Saturday's election is Iceland's fourth since 2008. Opinion polls published Friday by public broadcaster RUV and the daily Morgunbladid show the Independence Party could win 17 seats in the 63-seat parliament, the Althingi. The rival Left-Green Movement and its potential partners - the Social Democratic Alliance and the anti-establishment Pirate Party - are set for 29 seats, short of an outright majority. But with help from a fourth party, they could dethrone the centre-right and become Iceland's second left-leaning government since independence from Denmark in 1944. "I managed to put the X in the right spot, I handled the task," Left-Green leader Katrin Jakobsdottir, 41, told Morgunbladid. "But we also know that new tasks are at hand right after election day," she added. Some voters queuing to cast ballots at Reykjavik city hall said they were weary of endless polls and establishment cronyism "I hate the election and it's the last time I'm going to vote! I want change! We have the same crooks coming back again and again," said Jonsson Hjorttur, 55.
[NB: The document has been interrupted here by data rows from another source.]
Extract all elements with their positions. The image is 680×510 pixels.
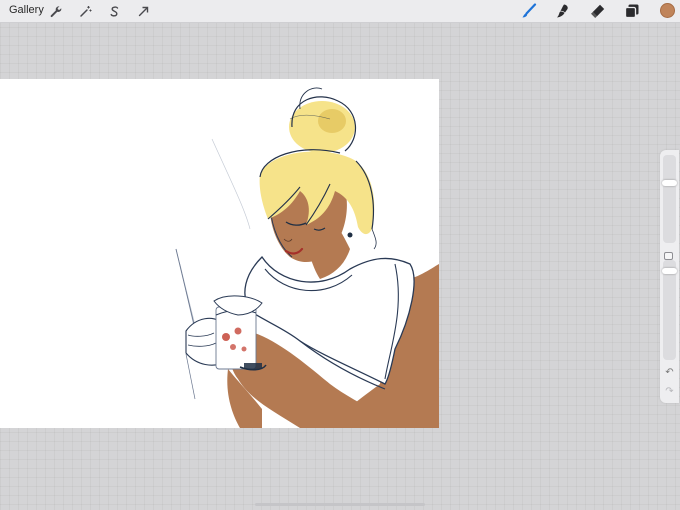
undo-icon[interactable]: ↶ <box>663 367 676 379</box>
brush-icon[interactable] <box>521 3 537 19</box>
brush-size-slider[interactable] <box>662 155 677 243</box>
cup <box>215 306 257 370</box>
top-toolbar: Gallery <box>0 0 680 23</box>
smudge-icon[interactable] <box>555 3 571 19</box>
selection-icon[interactable] <box>106 3 122 19</box>
home-indicator <box>255 503 425 506</box>
redo-icon[interactable]: ↷ <box>663 386 676 398</box>
layers-icon[interactable] <box>624 3 640 19</box>
opacity-slider[interactable] <box>662 260 677 360</box>
wrench-icon[interactable] <box>47 3 63 19</box>
color-picker-button[interactable] <box>660 3 675 18</box>
eraser-icon[interactable] <box>590 3 606 19</box>
brush-size-thumb[interactable] <box>662 180 677 186</box>
drawing-canvas[interactable] <box>0 79 439 428</box>
modify-button[interactable] <box>664 252 673 260</box>
opacity-thumb[interactable] <box>662 268 677 274</box>
brush-sidebar: ↶ ↷ <box>660 150 679 403</box>
hair-bun <box>289 87 357 153</box>
sketch-illustration <box>175 87 439 428</box>
gallery-button[interactable]: Gallery <box>9 4 44 16</box>
magic-wand-icon[interactable] <box>77 3 93 19</box>
transform-arrow-icon[interactable] <box>135 3 151 19</box>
"It's a good thing to have a second snap vote. I'm happy to see a chance for Iceland to form a new government," said Ragnar Veigar Gudmundsson, a 39-year-old manager. Under the Icelandic system, the president, who holds a largely ceremonial role, tasks the leader of the biggest party with forming a government. "The fear is whether there will be a possibility to form a government," said Arnar Thor Jonsson, a law professor at Reykjavik University, recalling negotiations to form a coalition after the October 2016 election took three months.
Since the 2008 financial crisis, when Iceland's three major banks collapsed and the country teetered on the verge of bankruptcy, it has made a spectacular recovery with robust growth of 7.2 percent in 2016 and unemployment at an enviable 2.5 percent. But lack of trust in the financial elite and politicians, some of whom were implicated in the Panama Papers scandal that revealed global tax evasion networks, has shaken up politics on the island.
A year ago, snap elections were called after then-prime minister Sigmundur David Gunnlaugsson was pressured to resign when he was named in the leak exposing offshore tax havens. More than 600 Icelanders - in a country of just 335,000 people - were also named in the documents, including Benediktsson, then finance minister.
Benediktsson still managed to build a coalition holding a one-seat majority in parliament with the centre-right Reform Party and the centrist Bright Future which quit after nine months because the prime minister had covered up his father's recommendation letter for a convicted paedophile who sought to restore his civil rights. Independence Party supporters still view it as the main force for economic stability and growth. Nearly half of Iceland's postwar prime ministers came from the eurosceptic party. Iceland's EU membership bid ended in acrimony in 2015 over fishing rights.
Eva Sveinsdottir, a 33-year-old conservative voter, said the former centre-right government's decision to end the accession talks "saved Iceland after the 2008 crisis". "We are in a much better situation than Greece," she said. "If we were a member (the EU) would take the fishing areas from us."
The Left-Green Movement is drawing voters with calls for investments in social welfare, affordable housing and tax hikes for the wealthiest. Construction is booming: cranes dominate the skies in Reykjavik city centre, away from Iceland's breathtaking volcanoes and glaciers. But Iceland's thriving tourism scene has caused an increase in housing prices and a shortage of apartments, many of which are rented out to tourists. According to Iceland's Housing Financing Fund, rents in the capital rose 13.9 percent in the year to September. "I work in an ordinary store and my income is not enough to make ends meet," Jarya Sukuay, a 23-year-old voter in Reykjavik, told AFP. "The people in the government do not understand (working people) because they all have rich parents."